Los otros seis gigantes eran los rusos, los serbios, los turcos, los albaneses, los napolitanos y los sicilianos. Los letones, los lituanos, los jamaicanos y los nigerianos eran violentos y estaban muy bien dispuestos, pero eran más pequeños. Tendrían que esperar una alianza con el nuevo monarca. Las bandas alemanas, francesas, holandesas y británicas eran clientes, no gigantes.

Incluso después de la matanza milanesa, los restantes narcotraficantes europeos podrían haber decidido cesar el fuego, pero internet es internacional y se lee en todo el mundo. La anónima y secreta fuente de la aparentemente veraz información sobre el mundo de la cocaína, que Cobra había inventado, publicó una supuesta filtración de Colombia.

Afirmaba haber recibido un soplo de alguien de la División de Inteligencia de la Policía Antidroga. El soplón decía que don Diego Esteban había admitido en una reunión privada que su futuro receptor sería el ganador claro de cualquiera de los ajustes de cuentas en el hampa europea. Era pura desinformación. No había dicho tal cosa. Pero desató una guerra de bandas que barrió el continente.

Los eslavos, es decir las tres bandas rusas principales y los serbios, formaban una alianza. Pero eran odiados por los bálticos de Letonia y Lituania, que se aliaron para ayudar a los enemigos de los rusos.

Los albaneses eran musulmanes y se habían aliado con los chechenos y los turcos. Los jamaicanos y los nigerianos son negros y pueden trabajar juntos. En Italia los sicilianos y los napolitanos, siempre antagonistas, formaron una sociedad temporal contra los extranjeros y comenzó el derramamiento de sangre.

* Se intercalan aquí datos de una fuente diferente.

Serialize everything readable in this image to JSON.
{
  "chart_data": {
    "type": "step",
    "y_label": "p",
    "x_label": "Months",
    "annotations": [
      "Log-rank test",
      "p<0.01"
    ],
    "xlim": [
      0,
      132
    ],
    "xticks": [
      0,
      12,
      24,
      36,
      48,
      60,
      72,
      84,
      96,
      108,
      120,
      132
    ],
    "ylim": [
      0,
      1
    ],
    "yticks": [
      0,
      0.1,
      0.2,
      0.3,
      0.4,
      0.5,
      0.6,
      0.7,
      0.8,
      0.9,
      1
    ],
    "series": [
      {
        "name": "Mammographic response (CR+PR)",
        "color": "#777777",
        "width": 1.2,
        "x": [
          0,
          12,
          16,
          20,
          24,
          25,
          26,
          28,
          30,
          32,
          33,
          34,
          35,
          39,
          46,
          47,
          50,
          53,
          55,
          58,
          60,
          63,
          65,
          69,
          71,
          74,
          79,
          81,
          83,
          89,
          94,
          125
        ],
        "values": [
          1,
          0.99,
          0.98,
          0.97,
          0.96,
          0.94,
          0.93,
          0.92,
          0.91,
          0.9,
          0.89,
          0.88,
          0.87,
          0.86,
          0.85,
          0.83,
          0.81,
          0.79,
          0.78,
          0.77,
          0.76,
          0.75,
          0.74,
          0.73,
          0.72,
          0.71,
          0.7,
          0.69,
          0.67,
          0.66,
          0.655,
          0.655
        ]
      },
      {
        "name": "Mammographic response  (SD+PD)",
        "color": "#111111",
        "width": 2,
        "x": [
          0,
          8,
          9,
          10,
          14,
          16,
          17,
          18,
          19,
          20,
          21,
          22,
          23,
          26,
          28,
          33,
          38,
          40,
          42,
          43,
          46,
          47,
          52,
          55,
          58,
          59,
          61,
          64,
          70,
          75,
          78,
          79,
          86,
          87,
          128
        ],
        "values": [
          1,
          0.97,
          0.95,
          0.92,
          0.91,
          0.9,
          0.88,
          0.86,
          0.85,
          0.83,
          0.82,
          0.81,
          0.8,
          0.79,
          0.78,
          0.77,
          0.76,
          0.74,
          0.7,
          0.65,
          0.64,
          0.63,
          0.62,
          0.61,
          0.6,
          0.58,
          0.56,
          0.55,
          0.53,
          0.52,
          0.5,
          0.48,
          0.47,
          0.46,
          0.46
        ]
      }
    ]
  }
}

La guerra barrió Europa como estaba barriendo Estados Unidos. Ningún país en la Unión Europea se salvó, ni siquiera los más grandes y, por lo tanto, los mercados más ricos soportaron la peor carga.

Los medios intentaban explicar a sus lectores, oyentes y telespectadores lo que estaba pasando. Había matanzas entre bandas desde Dublín a Varsovia. Los turistas se tiraban al suelo gritando en los bares y restaurantes, mientras las metralletas ajustaban las cuentas por encima de las mesas de las cenas y las fiestas.

En Londres, la niñera del hijo del ministro del Interior, que estaba dando un paseo por Primrose Hill, encontró un cadáver entre los setos. No tenía cabeza. En Hamburgo, Frankfurt y Darmstadt los cadáveres se amontonaban en las calles cada noche. Se sacaron catorce cadáveres de los ríos franceses en una sola mañana. Dos de ellos eran negros y por las dentaduras identificaron que el resto no eran franceses sino del Este.

Pero no todos morían en los tiroteos. Las ambulancias y los quirófanos de emergencia estaban colapsados. Cualquier información sobre Afganistán, los piratas somalíes, los gases de efecto invernadero y los banqueros desaparecieron de las primeras planas mientras los titulares expresaban una rabia impotente.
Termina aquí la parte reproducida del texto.